La production industrielle s’est construite après la période de disette de la seconde guerre mondiale. Une époque de libération. De tous les possibles. L’époque d’une croyance bien enfantine au dogme de l’opulence sans limites. Comme si un environnement fini pouvait produire de façon infinie. Restons pragmatiques. Il n’y aura pas de viande tous les jours pour tous. Il n’y aura pas de viande bon marché. Il est évident aujourd’hui que nous devons revoir tant notre consommation, que notre production de viande.
Dans cette euphorie des années cinquante, l’industrie de la viande s’est développée en suivant trois axes, porteurs chacun de leurs limites et de leurs folies. Chacun d’eux doit être repensé aujourd’hui à la lumière de l’état actuel de la planète, et ce dans une approche globale et durable. Tout le système est à revoir. Il est trop tard aujourd’hui pour les petits pas.
Le premier axe concerne la sélection naturelle et la génétique. Cette approche a priori scientifique a bien évidemment des aspects bénéfiques. Mais elle a tout autant ses dérives et ses effets dévastateurs. La sélection à outrance a conduit à créer des races incapables d’accoucher de façon naturelle, telles le BBB en Belgique.
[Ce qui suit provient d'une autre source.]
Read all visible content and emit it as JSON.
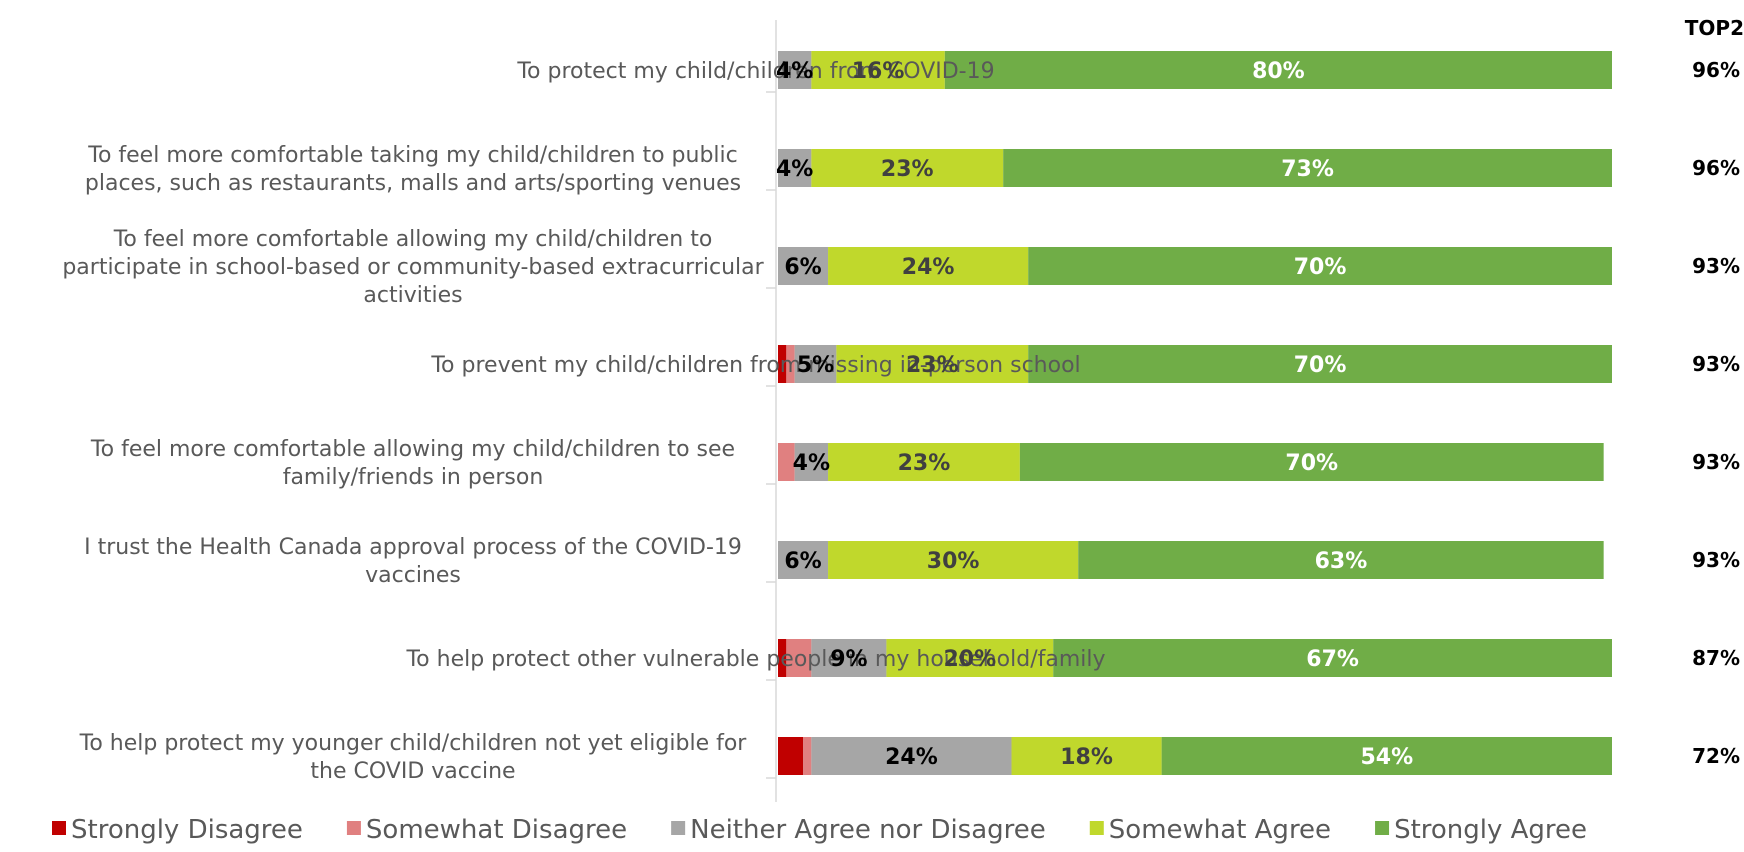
{
  "chart_data": {
    "type": "bar",
    "orientation": "horizontal",
    "stacked": true,
    "top2_header": "TOP2",
    "categories": [
      [
        "To protect my child/children from COVID-19"
      ],
      [
        "To feel more comfortable taking my child/children to public",
        "places, such as restaurants, malls and arts/sporting venues"
      ],
      [
        "To feel more comfortable allowing my child/children to",
        "participate in school-based or community-based extracurricular",
        "activities"
      ],
      [
        "To prevent my child/children from missing in-person school"
      ],
      [
        "To feel more comfortable allowing my child/children to see",
        "family/friends in person"
      ],
      [
        "I trust the Health Canada approval process of the COVID-19",
        "vaccines"
      ],
      [
        "To help protect other vulnerable people in my household/family"
      ],
      [
        "To help protect my younger child/children not yet eligible for",
        "the COVID vaccine"
      ]
    ],
    "series": [
      {
        "name": "Strongly Disagree",
        "color": "#C00000",
        "values": [
          0,
          0,
          0,
          1,
          0,
          0,
          1,
          3
        ],
        "labels": [
          "",
          "",
          "",
          "",
          "",
          "",
          "",
          ""
        ]
      },
      {
        "name": "Somewhat Disagree",
        "color": "#E08080",
        "values": [
          0,
          0,
          0,
          1,
          2,
          0,
          3,
          1
        ],
        "labels": [
          "",
          "",
          "",
          "",
          "",
          "",
          "",
          ""
        ]
      },
      {
        "name": "Neither Agree nor Disagree",
        "color": "#A6A6A6",
        "values": [
          4,
          4,
          6,
          5,
          4,
          6,
          9,
          24
        ],
        "labels": [
          "4%",
          "4%",
          "6%",
          "5%",
          "4%",
          "6%",
          "9%",
          "24%"
        ]
      },
      {
        "name": "Somewhat Agree",
        "color": "#C0D82C",
        "values": [
          16,
          23,
          24,
          23,
          23,
          30,
          20,
          18
        ],
        "labels": [
          "16%",
          "23%",
          "24%",
          "23%",
          "23%",
          "30%",
          "20%",
          "18%"
        ]
      },
      {
        "name": "Strongly Agree",
        "color": "#70AD47",
        "values": [
          80,
          73,
          70,
          70,
          70,
          63,
          67,
          54
        ],
        "labels": [
          "80%",
          "73%",
          "70%",
          "70%",
          "70%",
          "63%",
          "67%",
          "54%"
        ]
      }
    ],
    "label_colors": [
      "#ffffff",
      "#ffffff",
      "#000000",
      "#404040",
      "#ffffff"
    ],
    "top2": [
      "96%",
      "96%",
      "93%",
      "93%",
      "93%",
      "93%",
      "87%",
      "72%"
    ],
    "xlim": [
      0,
      100
    ],
    "grid": false,
    "legend_position": "bottom"
  }
}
Elle a produit un appauvrissement dramatique de la biodiversité au sein des espèces et des races, allant jusqu’à la promotion d’OGM et de monocultures ne pouvant se développer qu’à force d’utiliser engrais et pesticides…
L’alimentation de nos animaux a évidemment amélioré les rendements et contribué à raccourcir les cycles de production. Mais elle a aussi bouleversé les équilibres physiologiques de plusieurs espèces : nos herbivores sont devenus carnivores voire cannibales par l’introduction massive de protéines animales dans les rations. Et quand ce n’est pas le cas, nous avons généralisé l’utilisation du couple « maïs – soja » impactant directement les gaz à effet de serre et le réchauffement climatique en intensifiant les flux de matières à travers le monde. Sans oublier enfin que l’alimentation artificielle de nos animaux prive l’homme d’un grand nombre de ressources qui lui sont indispensables pour nourrir l’humanité.
Le dernier axe concerne l’organisation même du système : la mécanisation des structures, « la désanimalisation du produit » et la création de chaînes de productions hyperspécialisées où les animaux sont concentrés dans des unités de productions démesurées. Nous avons inventé un mode de production qui crée les conditions optimales à l’émergence et à la dissémination des maladies infectieuses. Mettez un grand nombre d’animaux, immunodéprimés dans des espaces réduits et le moindre germe qui passe y provoquera une épidémie voire même, une pandémie.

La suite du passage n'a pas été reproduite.